Who Better to Play George Santos Than ‘The Liar,’ Jon Lovitz?

Lying comes naturally to Lovitz
Who Better to Play George Santos Than ‘The Liar,’ Jon Lovitz?

Every comedy show is now required by state and federal law to employ a George Santos. Saturday Night Live trotted out two sketches with Bowen Yang as the embattled congressman. Jimmy Kimmel Live! tapped Veep’s Nelson Franklin to portray Santos. What We Do In The Shadows’ Harvey Guillén did the honors for Stephen Colbert. But the most inspired casting choice was over at The Tonight Show With Jimmy Fallon, which tapped the original Liar, Jon Lovitz, to fib it up. After all, it wouldn’t surprise anyone if the real Santos claimed to be married to … Morgan Fairchild, yeah, that’s it!

It’s easy to understand why all the late-night shows are climbing over one another to get their Santos characters on the air. The material writes itself, and in some cases, Santos writes it for them. One of Lovitz’s biggest laughs centers around the fact that his Santos isn’t Jewish, just Jew-ish, a claim the real-life Santos made himself.

What makes Lovitz the perfect Santos is that lying is already baked into his comedy persona. His first breakout character on Saturday Night Live was Tommy Flanagan, president of Pathological Liars Anonymous and clearly the proto-Santos. Yeah, that’s the ticket. 

Ironically, the Liar’s popularity was one reason Lovitz left SNL on less-than-ideal terms. “I was supposed to do a Liar movie and it didn’t work out,” he says in Live From New York: The Complete, Uncensored History of Saturday Night Live. “And so that caused problems between Lorne and me.”

Where Lovitz’s story about his SNL departure goes from there sounds straight out of the Flanagan/Santos playbook. See if you can follow this: “So I would say stuff about (Lorne Michaels) and it would get back to him, because I was angry about it.

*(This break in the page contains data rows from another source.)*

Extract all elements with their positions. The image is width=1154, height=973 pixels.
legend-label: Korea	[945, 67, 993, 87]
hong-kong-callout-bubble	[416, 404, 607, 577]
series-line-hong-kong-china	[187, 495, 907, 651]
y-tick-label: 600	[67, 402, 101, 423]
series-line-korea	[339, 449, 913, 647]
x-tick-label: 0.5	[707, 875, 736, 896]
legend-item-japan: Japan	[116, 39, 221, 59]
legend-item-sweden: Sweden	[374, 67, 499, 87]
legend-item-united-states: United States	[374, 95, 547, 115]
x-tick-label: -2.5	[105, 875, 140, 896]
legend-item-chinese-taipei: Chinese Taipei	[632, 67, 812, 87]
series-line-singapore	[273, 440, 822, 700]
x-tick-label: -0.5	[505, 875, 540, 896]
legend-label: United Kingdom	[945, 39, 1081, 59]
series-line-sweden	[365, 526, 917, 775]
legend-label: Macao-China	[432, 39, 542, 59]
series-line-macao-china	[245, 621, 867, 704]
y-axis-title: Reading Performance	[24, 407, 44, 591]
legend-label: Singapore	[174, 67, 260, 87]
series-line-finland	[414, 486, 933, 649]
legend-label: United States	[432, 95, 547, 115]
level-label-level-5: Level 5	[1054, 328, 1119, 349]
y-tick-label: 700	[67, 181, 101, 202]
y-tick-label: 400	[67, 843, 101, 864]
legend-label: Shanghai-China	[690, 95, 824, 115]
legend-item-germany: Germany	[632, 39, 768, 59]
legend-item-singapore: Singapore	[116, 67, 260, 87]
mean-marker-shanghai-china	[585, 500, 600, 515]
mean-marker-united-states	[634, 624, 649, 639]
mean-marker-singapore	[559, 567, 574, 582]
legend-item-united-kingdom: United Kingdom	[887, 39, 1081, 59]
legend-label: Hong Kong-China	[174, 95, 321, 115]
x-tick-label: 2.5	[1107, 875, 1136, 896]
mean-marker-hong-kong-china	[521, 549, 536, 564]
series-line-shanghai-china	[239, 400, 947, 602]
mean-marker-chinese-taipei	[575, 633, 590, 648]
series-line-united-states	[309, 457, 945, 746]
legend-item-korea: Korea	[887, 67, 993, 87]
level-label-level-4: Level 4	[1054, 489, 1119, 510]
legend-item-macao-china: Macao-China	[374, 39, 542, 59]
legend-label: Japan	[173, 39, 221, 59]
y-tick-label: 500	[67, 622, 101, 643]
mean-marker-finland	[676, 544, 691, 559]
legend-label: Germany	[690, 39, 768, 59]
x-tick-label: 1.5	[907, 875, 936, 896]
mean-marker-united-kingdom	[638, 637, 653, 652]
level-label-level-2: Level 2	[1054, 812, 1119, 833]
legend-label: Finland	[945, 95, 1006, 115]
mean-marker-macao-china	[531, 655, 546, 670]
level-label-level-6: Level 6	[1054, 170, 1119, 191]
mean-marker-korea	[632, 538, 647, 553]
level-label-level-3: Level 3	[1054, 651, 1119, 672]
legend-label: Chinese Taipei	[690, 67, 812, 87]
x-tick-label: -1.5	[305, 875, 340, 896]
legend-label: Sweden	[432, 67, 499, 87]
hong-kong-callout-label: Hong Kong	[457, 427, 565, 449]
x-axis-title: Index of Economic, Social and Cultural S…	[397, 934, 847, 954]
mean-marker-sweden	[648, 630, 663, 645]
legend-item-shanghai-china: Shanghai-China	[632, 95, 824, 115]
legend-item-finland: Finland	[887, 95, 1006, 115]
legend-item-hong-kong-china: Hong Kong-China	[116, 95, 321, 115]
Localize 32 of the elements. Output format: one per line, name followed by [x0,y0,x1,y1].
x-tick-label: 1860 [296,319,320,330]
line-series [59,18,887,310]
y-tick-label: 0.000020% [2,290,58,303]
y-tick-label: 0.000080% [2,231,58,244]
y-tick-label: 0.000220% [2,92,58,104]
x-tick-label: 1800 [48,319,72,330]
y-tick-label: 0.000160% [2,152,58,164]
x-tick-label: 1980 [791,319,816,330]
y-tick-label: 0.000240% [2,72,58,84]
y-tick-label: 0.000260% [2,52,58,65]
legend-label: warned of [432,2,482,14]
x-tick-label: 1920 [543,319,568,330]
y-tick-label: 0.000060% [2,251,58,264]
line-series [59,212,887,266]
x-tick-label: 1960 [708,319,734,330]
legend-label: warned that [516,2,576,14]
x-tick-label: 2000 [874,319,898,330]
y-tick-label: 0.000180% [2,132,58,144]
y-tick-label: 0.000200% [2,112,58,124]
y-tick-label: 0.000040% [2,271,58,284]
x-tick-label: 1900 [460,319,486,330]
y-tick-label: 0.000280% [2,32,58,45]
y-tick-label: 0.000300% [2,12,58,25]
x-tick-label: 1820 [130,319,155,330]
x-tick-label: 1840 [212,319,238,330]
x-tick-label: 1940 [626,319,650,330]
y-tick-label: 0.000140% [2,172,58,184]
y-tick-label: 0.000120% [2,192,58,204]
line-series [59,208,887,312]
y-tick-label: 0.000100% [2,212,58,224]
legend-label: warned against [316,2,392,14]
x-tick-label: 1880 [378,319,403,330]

So it would get tougher for me to get pieces on. And then, you know, he was mad at me. I mean he just was. He was mad at me for the next four years. And then he was mad at me for leaving the show for six or seven years. Because I left. What happened was, he was mad. I mean, everybody would talk about him, but for some reason, everything I said got back to him. I wasn’t saying anything different than anybody else. I would never say it in public and I still won’t, because— because the guy hired me, you know, and he gave me the opportunity of a lifetime. So my beef with him was more about, I thought we were friends and I heard he said stuff about me.”

Whew!  Any producers out there considering a Jon Lovitz biopic? Once he’s done with Congress, you might want to consider George Santos to play the title role.